I don’t want to discourage you—you should know how it is—but if you’re asking me, then I have to tell you what I believe. I think they won’t let you in. But I might be wrong.

Emily didn’t press the issue, and I didn’t tell her that I’d already spoken to them about her and they’d said they didn’t want anything to do with her and didn’t want me mentioning her name in their presence again.

Because of this, I knew that I’d marry outside and that therefore my parents would never come to my wedding, so that when Emily started talking about flying people over to an Italian villa, when Emily talked about the little church high on a hillside overlooking a valley, a venue for the ceremony, and outside which, once, on a lush slope of grass—holy profanity!—we’d made love, when Emily broached matters of the wedding day, dancing like a girl, all I could think about were the implications of my parents’ not being there.

And, in fact, I did not want them there. To have wanted them there would only have made sense if I’d wanted them to enjoy it, if I’d wanted them to give their blessing, but I knew that that was a wish too far. I’d have to wish first that some part of them could rejoice. And there was also a fear of embarrassment. It wasn’t the fear of a banal embarrassment, of parents retelling compromising stories of childhood, as if my father or mother could make a wedding speech in English, but a fear of embarrassment at the evident rupture between them and me. Why should that cause embarrassment? I don’t know. What I know is that when I consider that rupture, when I consider the various ways I am separated from my parents, the ways they seem alien to me and I to them, I fear that others might consider the same and that they, too, will conclude that I am an unfeasible human being, so that the embarrassment I fear is not just the universal child’s embarrassment—Daddy, stop that, you’re embarrassing me—but a deeper anxiety about who I am.

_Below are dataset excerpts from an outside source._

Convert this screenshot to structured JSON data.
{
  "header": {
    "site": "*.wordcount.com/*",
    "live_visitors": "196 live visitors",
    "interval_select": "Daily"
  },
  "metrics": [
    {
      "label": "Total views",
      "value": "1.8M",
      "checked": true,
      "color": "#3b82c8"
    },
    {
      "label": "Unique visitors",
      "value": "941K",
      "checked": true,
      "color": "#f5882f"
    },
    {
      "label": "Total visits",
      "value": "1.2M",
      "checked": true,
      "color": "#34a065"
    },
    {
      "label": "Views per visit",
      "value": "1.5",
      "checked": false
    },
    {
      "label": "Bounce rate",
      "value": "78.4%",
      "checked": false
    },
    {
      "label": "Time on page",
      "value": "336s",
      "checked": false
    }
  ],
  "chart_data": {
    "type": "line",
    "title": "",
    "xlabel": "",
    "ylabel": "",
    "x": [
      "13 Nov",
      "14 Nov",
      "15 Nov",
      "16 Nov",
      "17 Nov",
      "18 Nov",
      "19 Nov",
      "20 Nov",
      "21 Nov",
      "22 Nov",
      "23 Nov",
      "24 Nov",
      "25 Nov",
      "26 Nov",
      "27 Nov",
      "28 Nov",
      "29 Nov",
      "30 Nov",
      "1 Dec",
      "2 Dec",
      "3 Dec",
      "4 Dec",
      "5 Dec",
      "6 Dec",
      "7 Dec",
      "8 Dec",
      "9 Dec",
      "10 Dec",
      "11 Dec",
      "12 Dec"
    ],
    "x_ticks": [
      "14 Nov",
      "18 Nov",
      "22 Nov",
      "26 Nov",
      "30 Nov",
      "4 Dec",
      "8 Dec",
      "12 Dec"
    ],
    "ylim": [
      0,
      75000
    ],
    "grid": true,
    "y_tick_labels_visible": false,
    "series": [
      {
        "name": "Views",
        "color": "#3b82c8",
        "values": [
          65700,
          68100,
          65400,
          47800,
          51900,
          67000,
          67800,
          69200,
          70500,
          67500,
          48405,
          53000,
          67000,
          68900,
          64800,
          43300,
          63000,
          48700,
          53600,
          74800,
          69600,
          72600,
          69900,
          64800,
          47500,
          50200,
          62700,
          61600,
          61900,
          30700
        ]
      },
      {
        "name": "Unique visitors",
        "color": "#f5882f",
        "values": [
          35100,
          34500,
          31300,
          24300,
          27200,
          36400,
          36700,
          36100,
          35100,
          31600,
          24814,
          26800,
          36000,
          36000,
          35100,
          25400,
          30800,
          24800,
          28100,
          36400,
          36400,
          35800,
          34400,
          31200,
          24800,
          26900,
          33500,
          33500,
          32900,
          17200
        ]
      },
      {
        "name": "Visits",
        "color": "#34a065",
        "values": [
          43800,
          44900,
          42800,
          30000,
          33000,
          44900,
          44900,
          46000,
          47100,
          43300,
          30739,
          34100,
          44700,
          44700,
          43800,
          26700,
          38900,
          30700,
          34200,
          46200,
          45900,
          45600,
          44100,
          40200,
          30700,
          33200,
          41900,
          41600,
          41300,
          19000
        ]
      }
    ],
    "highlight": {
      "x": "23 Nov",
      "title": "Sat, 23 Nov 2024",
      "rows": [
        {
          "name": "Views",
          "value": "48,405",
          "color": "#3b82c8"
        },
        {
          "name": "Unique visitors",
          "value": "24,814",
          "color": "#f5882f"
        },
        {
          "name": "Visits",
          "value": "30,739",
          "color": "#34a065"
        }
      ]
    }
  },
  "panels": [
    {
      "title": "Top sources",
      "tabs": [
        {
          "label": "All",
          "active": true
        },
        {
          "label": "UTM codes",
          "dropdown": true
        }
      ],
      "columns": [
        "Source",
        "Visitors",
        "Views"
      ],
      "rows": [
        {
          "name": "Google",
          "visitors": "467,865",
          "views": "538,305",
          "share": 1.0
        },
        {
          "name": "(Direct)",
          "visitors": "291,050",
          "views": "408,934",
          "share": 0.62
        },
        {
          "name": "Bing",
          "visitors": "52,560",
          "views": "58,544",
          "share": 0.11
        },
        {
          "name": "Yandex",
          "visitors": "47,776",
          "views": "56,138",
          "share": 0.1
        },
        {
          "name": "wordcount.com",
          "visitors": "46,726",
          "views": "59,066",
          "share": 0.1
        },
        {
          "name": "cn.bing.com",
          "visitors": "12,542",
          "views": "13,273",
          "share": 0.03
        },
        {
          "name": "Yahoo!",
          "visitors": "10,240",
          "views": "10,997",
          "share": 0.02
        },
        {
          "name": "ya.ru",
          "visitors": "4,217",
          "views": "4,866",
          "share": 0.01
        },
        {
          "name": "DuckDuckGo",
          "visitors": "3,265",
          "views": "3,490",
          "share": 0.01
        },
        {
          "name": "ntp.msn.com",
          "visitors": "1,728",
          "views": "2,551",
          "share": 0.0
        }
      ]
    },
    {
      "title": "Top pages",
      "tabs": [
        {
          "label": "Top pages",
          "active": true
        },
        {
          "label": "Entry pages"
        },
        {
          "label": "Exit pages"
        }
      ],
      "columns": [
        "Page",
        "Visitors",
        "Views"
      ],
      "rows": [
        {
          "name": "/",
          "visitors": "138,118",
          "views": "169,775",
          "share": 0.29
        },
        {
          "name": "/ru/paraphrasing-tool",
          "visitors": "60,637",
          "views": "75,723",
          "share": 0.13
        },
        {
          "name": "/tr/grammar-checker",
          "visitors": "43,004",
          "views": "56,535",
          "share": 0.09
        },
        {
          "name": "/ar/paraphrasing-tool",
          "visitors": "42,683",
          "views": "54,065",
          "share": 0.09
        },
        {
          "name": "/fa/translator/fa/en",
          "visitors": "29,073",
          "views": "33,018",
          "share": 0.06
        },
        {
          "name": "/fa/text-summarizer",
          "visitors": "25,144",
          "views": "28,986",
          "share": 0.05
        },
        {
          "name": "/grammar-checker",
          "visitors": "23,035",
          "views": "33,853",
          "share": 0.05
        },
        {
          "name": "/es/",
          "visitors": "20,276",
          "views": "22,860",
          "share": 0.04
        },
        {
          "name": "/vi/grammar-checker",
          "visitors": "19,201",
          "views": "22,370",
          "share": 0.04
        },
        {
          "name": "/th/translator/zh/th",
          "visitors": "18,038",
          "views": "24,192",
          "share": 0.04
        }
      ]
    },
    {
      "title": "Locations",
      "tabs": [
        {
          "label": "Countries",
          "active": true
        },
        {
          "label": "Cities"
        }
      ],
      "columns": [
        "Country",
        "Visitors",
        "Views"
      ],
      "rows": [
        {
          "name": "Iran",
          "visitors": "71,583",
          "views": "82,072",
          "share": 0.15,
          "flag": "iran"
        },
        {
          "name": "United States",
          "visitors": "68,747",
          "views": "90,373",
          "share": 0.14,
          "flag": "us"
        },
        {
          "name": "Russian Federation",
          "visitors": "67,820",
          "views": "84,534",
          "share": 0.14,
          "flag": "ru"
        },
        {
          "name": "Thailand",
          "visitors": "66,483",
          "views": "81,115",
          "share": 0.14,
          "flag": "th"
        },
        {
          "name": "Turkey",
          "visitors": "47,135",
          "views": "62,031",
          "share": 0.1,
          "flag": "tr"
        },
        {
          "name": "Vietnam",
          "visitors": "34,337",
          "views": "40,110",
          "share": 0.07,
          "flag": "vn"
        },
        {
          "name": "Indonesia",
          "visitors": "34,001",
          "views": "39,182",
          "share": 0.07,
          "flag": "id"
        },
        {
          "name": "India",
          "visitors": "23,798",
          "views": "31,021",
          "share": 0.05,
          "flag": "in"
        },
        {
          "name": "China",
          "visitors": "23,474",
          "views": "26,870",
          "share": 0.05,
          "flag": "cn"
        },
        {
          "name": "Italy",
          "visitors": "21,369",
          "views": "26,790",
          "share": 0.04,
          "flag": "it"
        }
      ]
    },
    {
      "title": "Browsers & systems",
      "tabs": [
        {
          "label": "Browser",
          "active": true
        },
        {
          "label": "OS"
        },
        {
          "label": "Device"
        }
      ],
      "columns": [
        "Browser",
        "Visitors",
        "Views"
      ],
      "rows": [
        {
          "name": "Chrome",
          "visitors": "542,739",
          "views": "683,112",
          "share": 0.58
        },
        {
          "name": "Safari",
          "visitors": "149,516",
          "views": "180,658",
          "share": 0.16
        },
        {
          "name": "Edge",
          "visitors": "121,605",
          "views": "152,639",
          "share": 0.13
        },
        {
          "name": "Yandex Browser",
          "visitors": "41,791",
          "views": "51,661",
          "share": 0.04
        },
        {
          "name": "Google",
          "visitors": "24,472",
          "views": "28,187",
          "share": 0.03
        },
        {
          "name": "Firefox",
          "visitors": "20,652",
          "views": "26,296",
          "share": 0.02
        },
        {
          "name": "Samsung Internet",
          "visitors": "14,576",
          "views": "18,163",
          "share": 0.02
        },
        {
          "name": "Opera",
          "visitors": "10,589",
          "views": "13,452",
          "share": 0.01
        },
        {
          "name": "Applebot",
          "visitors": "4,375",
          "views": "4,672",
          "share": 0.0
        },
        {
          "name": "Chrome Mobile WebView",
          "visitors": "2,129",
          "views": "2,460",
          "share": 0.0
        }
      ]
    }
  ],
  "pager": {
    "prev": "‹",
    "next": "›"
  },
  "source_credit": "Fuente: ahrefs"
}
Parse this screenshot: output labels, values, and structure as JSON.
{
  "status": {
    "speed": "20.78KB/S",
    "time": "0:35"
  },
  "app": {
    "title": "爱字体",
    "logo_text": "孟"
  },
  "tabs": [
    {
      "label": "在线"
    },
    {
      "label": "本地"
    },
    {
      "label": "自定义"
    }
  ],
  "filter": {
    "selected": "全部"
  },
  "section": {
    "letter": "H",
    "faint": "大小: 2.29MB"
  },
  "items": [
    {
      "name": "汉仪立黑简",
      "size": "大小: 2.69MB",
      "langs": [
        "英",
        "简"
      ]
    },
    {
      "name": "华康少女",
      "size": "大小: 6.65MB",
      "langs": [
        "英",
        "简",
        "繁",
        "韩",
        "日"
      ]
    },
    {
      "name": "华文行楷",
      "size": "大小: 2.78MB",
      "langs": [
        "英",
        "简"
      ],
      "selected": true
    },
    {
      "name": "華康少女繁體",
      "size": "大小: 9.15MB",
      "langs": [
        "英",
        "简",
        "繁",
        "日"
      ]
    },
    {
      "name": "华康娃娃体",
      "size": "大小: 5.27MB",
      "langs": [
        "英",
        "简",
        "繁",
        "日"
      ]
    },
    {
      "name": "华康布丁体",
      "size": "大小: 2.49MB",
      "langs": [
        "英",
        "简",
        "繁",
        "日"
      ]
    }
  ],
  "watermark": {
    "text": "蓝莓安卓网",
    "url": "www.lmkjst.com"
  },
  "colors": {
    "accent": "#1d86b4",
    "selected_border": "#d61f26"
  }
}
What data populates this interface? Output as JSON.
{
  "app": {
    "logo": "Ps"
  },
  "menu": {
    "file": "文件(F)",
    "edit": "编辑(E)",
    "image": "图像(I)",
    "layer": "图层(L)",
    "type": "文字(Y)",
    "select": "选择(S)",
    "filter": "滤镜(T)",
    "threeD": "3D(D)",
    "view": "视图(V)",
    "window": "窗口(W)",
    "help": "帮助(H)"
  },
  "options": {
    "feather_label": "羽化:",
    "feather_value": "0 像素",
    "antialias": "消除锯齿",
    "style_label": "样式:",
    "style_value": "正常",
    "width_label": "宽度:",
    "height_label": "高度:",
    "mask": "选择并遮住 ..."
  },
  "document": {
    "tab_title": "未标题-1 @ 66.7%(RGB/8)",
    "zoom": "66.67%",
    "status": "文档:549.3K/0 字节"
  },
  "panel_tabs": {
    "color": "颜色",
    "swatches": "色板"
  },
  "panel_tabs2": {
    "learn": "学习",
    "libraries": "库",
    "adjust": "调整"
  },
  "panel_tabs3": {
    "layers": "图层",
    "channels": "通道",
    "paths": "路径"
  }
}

So when Emily spoke of chartering a plane, of a wedding in a Tuscan church sitting pretty at the top of a hill, I thought of how my half would not live up to her fantasy, to the ambitions of an ambitious woman. I imagined a wedding in which one half came incomplete, with an absence that pointed only to deficiency, a hole that everyone would be wary to avoid stepping into, whatever clever and moving words I might spin in the groom’s speech.

*   *   *

In the morning, after a breakfast in bed, Emily made a curious suggestion.

Let’s go and see a priest.

To get married now?

No, silly! To talk about getting married. It’s what you do, go and see a priest.

Aren’t we going to England?

We can see one here anyway. Don’t you think it would be fun?

Talking to a priest?

Emily was enchanted by the practical matters of the process. She was like a girl playing with new dolls. I knew it was the prospect of losing me finally that had brought things to a head, but I wondered how much of the new mood was sustainable when the claims of work, of a professional life, came back in. That room was an enclave, separated from all the world, all the business of reconstruction and development, a piece of the world that had its own weather system, its own motion of time, an island populated only by two people.